6 Мне будут благодарны, если я кратко выражу столь существенный, столь новый взгляд в четырёх тезисах: этим я облегчаю понимание, этим я провоцирую возражение.
Первое положение. Основания, в силу которых «этот» мир был охарактеризован как кажущийся, скорее доказывают его реальность, — реальность иного рода абсолютно недоказуема.
Второе положение. Признаки, которыми наделили «истинное Бытие» вещей, суть признаки не-бытия, признаки, указывающие на ничто. «Истинный мир» построили из противоречия действительному миру — вот на самом деле кажущийся мир, поскольку он является лишь морально-оптическим обманом.

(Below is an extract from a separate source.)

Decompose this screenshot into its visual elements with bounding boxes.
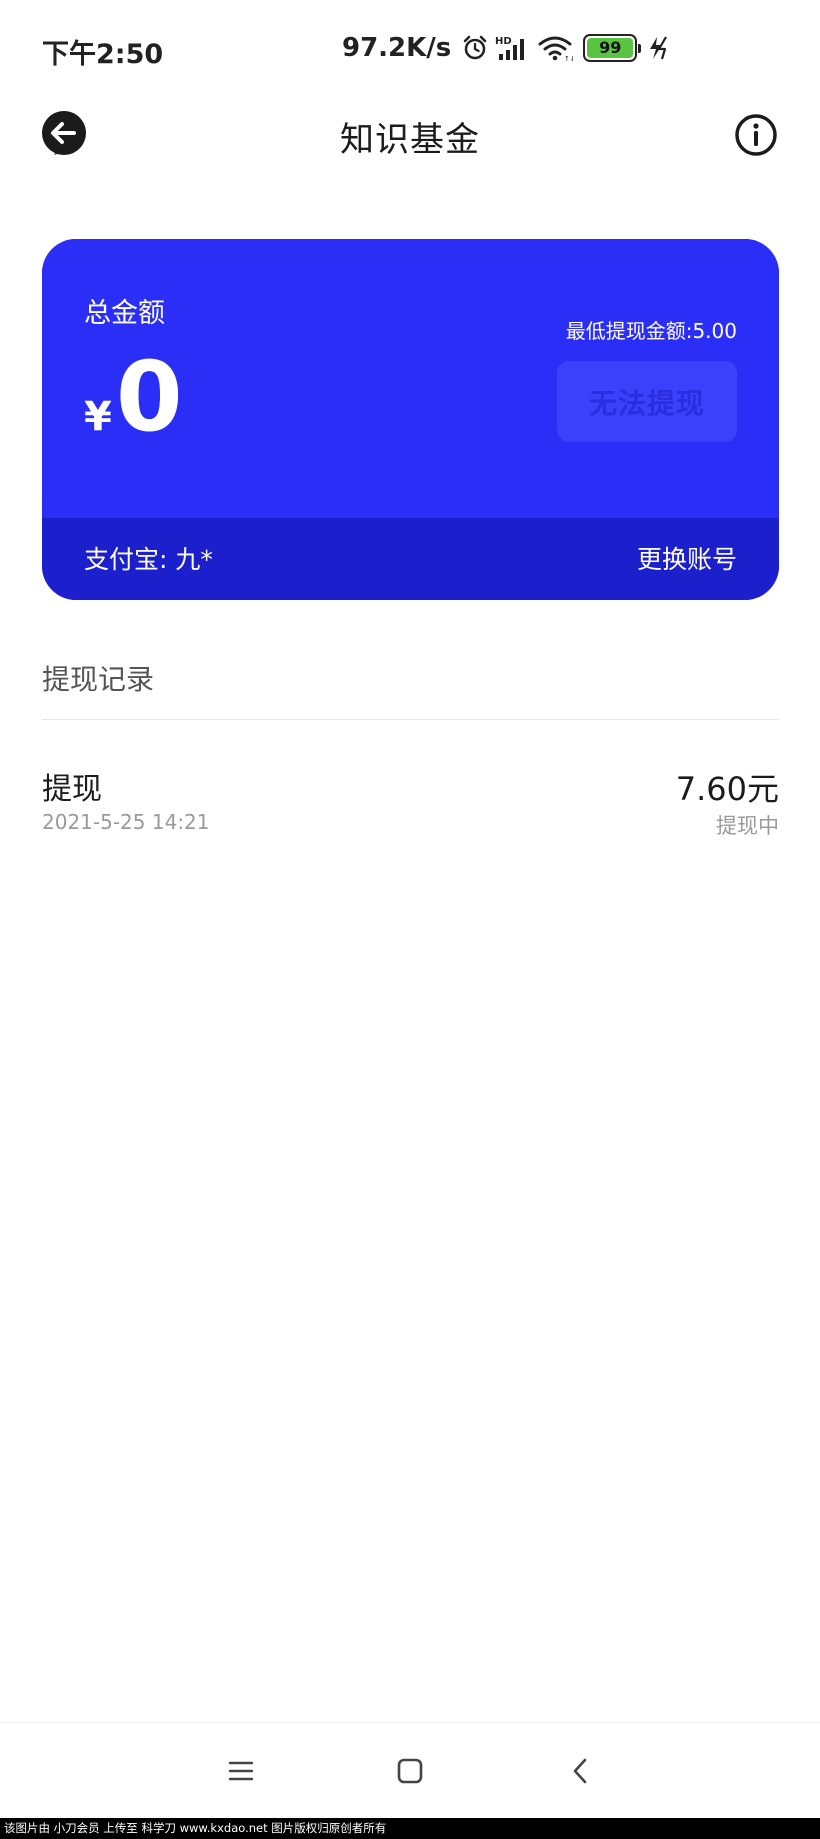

Третье положение. Бредить об «ином» мире, чем этот, не имеет никакого смысла, при условии, что мы не обуреваемы инстинктом оклеветания, унижения, опорочения жизни: в последнем случае мы мстим жизни фантасмагорией «иной», «лучшей» жизни.
Четвёртое положение. Делить мир на «истинный» и «кажущийся» , всё равно, в духе ли христианства или в духе Канта (в конечном счёте просто вероломного христианина), — это лишь внушение decadence — симптом нисходящей жизни... Что художник ценит видимость выше реальности, не может служить возражением против данного положения. Ибо «видимость» означает здесь плюс ещё одну реальность, но только прошедшую отбор, усиленную, скорректированную... Трагический художник вовсе не пессимист, он говорит как раз Да всему тёмному и даже страшному, он дионисичен...
Как «истинный мир» наконец стал басней{34}
История одного заблуждения 1. Истинный мир достижим для мудрого, для благочестивого, для добродетельного, который живёт в нём, который и есть этот мир.
(Древнейшая форма идеи, сравнительно умная, простая, убедительная. Перифраза положения: «я, Платон, есмь истина».){35}
2. Истинный мир недостижим сейчас, но обещан мудрому, благочестивому, добродетельному («грешнику, который кается»).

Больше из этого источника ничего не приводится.